TBXA2R antagonism attenuates Hermansky-Pudlak syndrome (HPS)-associated fibrosis and radiation-induced fibrosis. (A and B) HPS1, HPS2, or wild-type control mice were treated with ifetroban (Ifet) or vehicle, followed by intratracheal bleomycin (0.025 U), and lungs were harvested on Day 7. Sircol assay was conducted to quantify collagen content in lungs of HPS1 mice or HPS2 mice. n = 3 or 4 per group unchallenged mice and 9–17 per group HPS mice. (C) Representative histology for HPS2 mice with or without Ifet pretreatment. (D and E) Sircol assay quantifying collagen content (D) and representative histology from lungs of mice exposed to thoracic irradiation (17 Gy) together with Ifet (n = 5) or vehicle (n = 12) and harvested at 4 months after irradiation (E).

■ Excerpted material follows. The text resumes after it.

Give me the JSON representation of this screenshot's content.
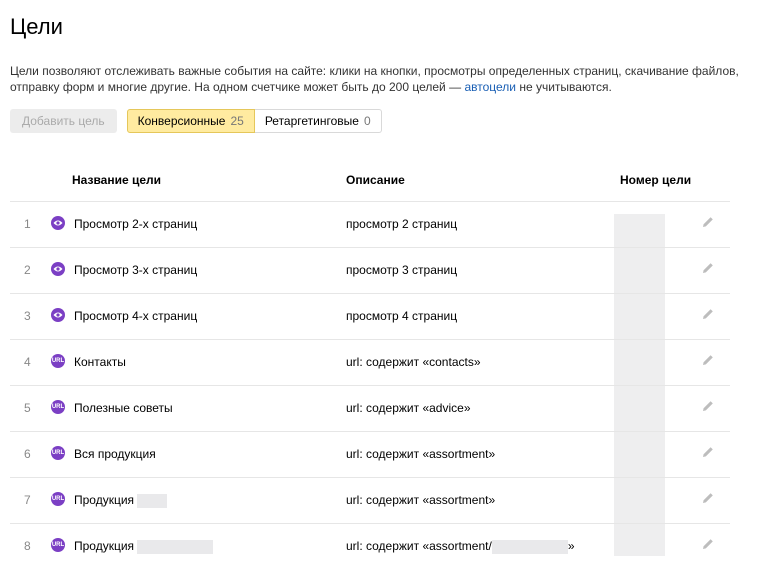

Top row, scale bars, 4× image with 1000 μm; bottom row, scale bars, 40× with 100 μm. *P < 0.05. For all quantitative figure elements, data are presented as mean ± SEM, with data from each individual mouse overlaid as circles. Statistical analysis was performed using ANOVA, followed by Tukey’s honestly significant difference test for comparisons between individual groups (*P < 0.05). Bleo = bleomycin; Rad = radiation; TBXA2R = thromboxane–prostanoid receptor; Veh = vehicle; WT = wild-type.